Experimental autoimmune posterior uveitis accompanied by epitheloid cell accumulations (EAPU). A new type of experimental ocular disease induced by immunization with PEP-65, a pigment epithelial polypeptide preparation.

Purified retinal pigment epithelial cells of bovine eyes have been fractionated by a series of buffer and detergent extractions. The electropherogram of the buffer-insoluble, Triton X-100-soluble fraction (RPE-TS) exhibits a major polypeptide band of M(r) 65 kDa and a variety of minor components. Electrophoretically purified 65 kDa-band protein (PEP-65) is immunologically unrelated to the known uveitogenic photoreceptor proteins, to other neural retina proteins, and to PEP-X, the RPE-melanin-bound uveitogenic antigen. An immunocytochemical study of eye tissues suggests that it is exclusively located in the RPE. Immunization of Lewis rats with PEP-65 or affinity-purified RPE-TS induces a new type of ocular disease: experimental autoimmune posterior uveitis accompanied by epitheloid cell accumulations (monocytes) adjacent to the RPE (EAPU). The disease starts 9 days after immunization, provided that pertussis toxin is used as co-adjuvant. The first clinical signs are transient flare and cells in the anterior chamber. Choroiditis develops, and epitheloid cells accumulate focally along one or both sides of the Bruch's membrane-RPE layer. Such foci resemble, in some respects, Dálen-Fuchs nodules which occur in human sympathetic ophthalmia. Areas of inflammation are frequently localized in the chorioretinal periphery adjacent to the pars plana.

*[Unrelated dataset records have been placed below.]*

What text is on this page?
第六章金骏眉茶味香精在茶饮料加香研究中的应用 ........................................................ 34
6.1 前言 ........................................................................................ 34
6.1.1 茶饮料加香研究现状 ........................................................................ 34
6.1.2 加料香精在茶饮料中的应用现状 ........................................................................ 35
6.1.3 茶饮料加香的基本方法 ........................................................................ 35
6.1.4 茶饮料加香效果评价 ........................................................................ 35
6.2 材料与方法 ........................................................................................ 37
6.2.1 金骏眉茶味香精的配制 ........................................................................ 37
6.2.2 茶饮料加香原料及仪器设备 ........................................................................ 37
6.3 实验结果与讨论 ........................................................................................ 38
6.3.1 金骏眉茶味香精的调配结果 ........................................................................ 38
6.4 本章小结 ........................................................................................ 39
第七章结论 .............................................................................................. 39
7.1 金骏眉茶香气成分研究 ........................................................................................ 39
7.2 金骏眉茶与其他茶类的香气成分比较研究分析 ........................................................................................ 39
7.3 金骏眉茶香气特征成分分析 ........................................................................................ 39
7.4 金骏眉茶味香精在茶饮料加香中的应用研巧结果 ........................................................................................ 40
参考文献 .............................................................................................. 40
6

Vitreous cell infiltration is the most prominent clinical feature of EAPU. During at least 2 months, extending chorioretinal areas containing epitheloid cell collections remain while the adjacent photoreceptor cells sometimes disappear without being invaded by these cells. Retinal vasculitis is seldomly observed and pinealitis is absent. EAPU has the latter feature in common with PEP-X-induced experimental autoimmune anterior uveitis (EAAU). The two diseases differ from the various photoreceptor antigen-induced forms of EAU where pinealitis and inflammation of the neural retina are prominent features. However, just as in EAU and EAAU, EAPU can be adoptively transferred, and is inhibited by cyclosporin treatment suggesting T-cell dependency.